Interview: Daniel Weiss On Climate Change And What Happens Next
This morning, Lisa Jackson was sworn in as Administrator of the Environmental Protection Agency. Not three hours later, President Obama ordered her to reconsider a waiver requested by California to require that automakers meet tight emissions standards by 2011. Later in the day, Todd Stern was sworn in as the administration's envoy on climate change. And administration officials promised swift action on Obama's Green Energy and climate change agenda, no small task because Congress is quite busy. To get perspective on what Obama did today, and what he might do in the future, and what Congress will say, I spoke with Daniel J. Weiss, the director of climate strategy at the Center for American Progress. Weiss consults regularly with Obama advisers. Here's an edited transcript.
Me: How significant, in the realm of actions that the President can take, were today's actions?

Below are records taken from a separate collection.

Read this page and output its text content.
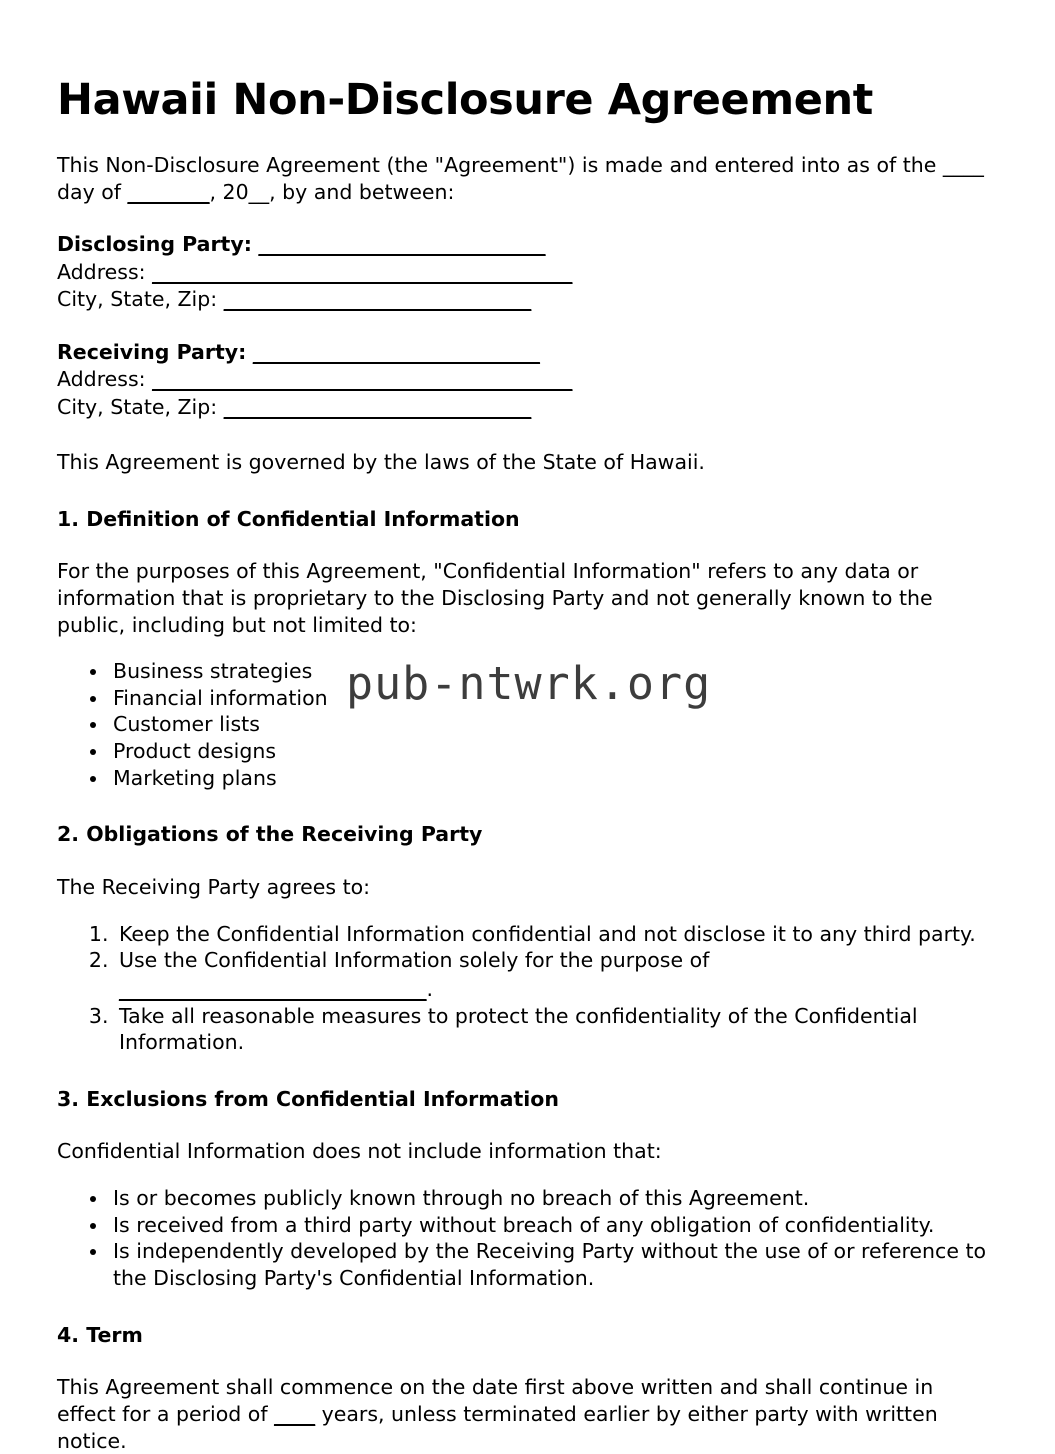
Hawaii Non-Disclosure Agreement

This Non-Disclosure Agreement (the "Agreement") is made and entered into as of the ____ day of ________, 20__, by and between:

Disclosing Party: ____________________________
Address: _________________________________________
City, State, Zip: ______________________________
Receiving Party: ____________________________
Address: _________________________________________
City, State, Zip: ______________________________

This Agreement is governed by the laws of the State of Hawaii.

1. Definition of Confidential Information

For the purposes of this Agreement, "Confidential Information" refers to any data or information that is proprietary to the Disclosing Party and not generally known to the public, including but not limited to:

• Business strategies
• Financial information
• Customer lists
• Product designs
• Marketing plans
2. Obligations of the Receiving Party

The Receiving Party agrees to:

1. Keep the Confidential Information confidential and not disclose it to any third party.
2. Use the Confidential Information solely for the purpose of
______________________________.
3. Take all reasonable measures to protect the confidentiality of the Confidential Information.
3. Exclusions from Confidential Information

Confidential Information does not include information that:

• Is or becomes publicly known through no breach of this Agreement.
• Is received from a third party without breach of any obligation of confidentiality.
• Is independently developed by the Receiving Party without the use of or reference to the Disclosing Party's Confidential Information.
4. Term

This Agreement shall commence on the date first above written and shall continue in effect for a period of ____ years, unless terminated earlier by either party with written notice.

pub-ntwrk.org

Weiss: Today's action was very significant. It continues the emphasis that President Obama has put on clean energy and reduce oil dependence since he took office on Jan. 20. The stimulus package has close to 90 billion dollars in spending on clean energy over the next two years. Today's action will increase fuel economy and lead automakers to build the gas-sipping cars of the future. President Obama has done more in one week to foster clean energy and energy independence than George Bush did in 8 years.
Is the Obama administration certain that the auto industry , given all of their other troubles, can make the deadline?
The auto industry has never seen a deadline that they couldn't meet. ... Once standards are set, they turn it over to their engineers, and find a way to do it faster and cheaper than what their lobbyists said. The auto companies do not like the California waivers. But, their plans indicate they will probably come close to meeting the standards based on what they'll do in their reconstruction plan. ... One question for Obama and the Congress is, are they going to allow the bridge loans that [the automakers] reiceved or the future bridge loans that they're going to seek -- are they going to be allowed to use any of that money to challenge the waivers in court?
That was part of the round of debate...
Pelosi had it in her bill..
And it was dropped from the Senate.
Right. I think it's going to come back because the next round is not legislative.
How does today's actions effect the other states seeking waivers?
It is important to note that other states have to adopt the California program in toto, so that you will have two standards: one for California and these 18 other states, and one for everywhere else. What that means is that half the market will have these cars with these standards and hopefully, the auto companies will just make all the cars that clean. This has the potential to drive much less global-warming-polluting cars much more quickly than would otherwise occur.
What other steps can the president take unilaterally? You've talked about an "endangerment finding," which is something that a lot of climate scientists have been pushing for....
We hope that EPA administration Jackson will re-examine the endangerment finding that [ex-EPA administrator] Steven Johnson failed to make and will make it promptly rather than slowly.
Realistically, given the challenging economy and Congress being extremely busy, do you think it is likely that there will be significant progress made towards writing legislation for a cap and trade system this year?
Yes. Chairman Waxman of the House Energy and Commerce Committee says he intends to have a bill out of committee by Memorial Day. Whether or not that deadline is met, that's the target. .... When Speaker Pelosi did the same thing in '07, it was done by the fourth of July. So, that means they're going to be going on a fast track.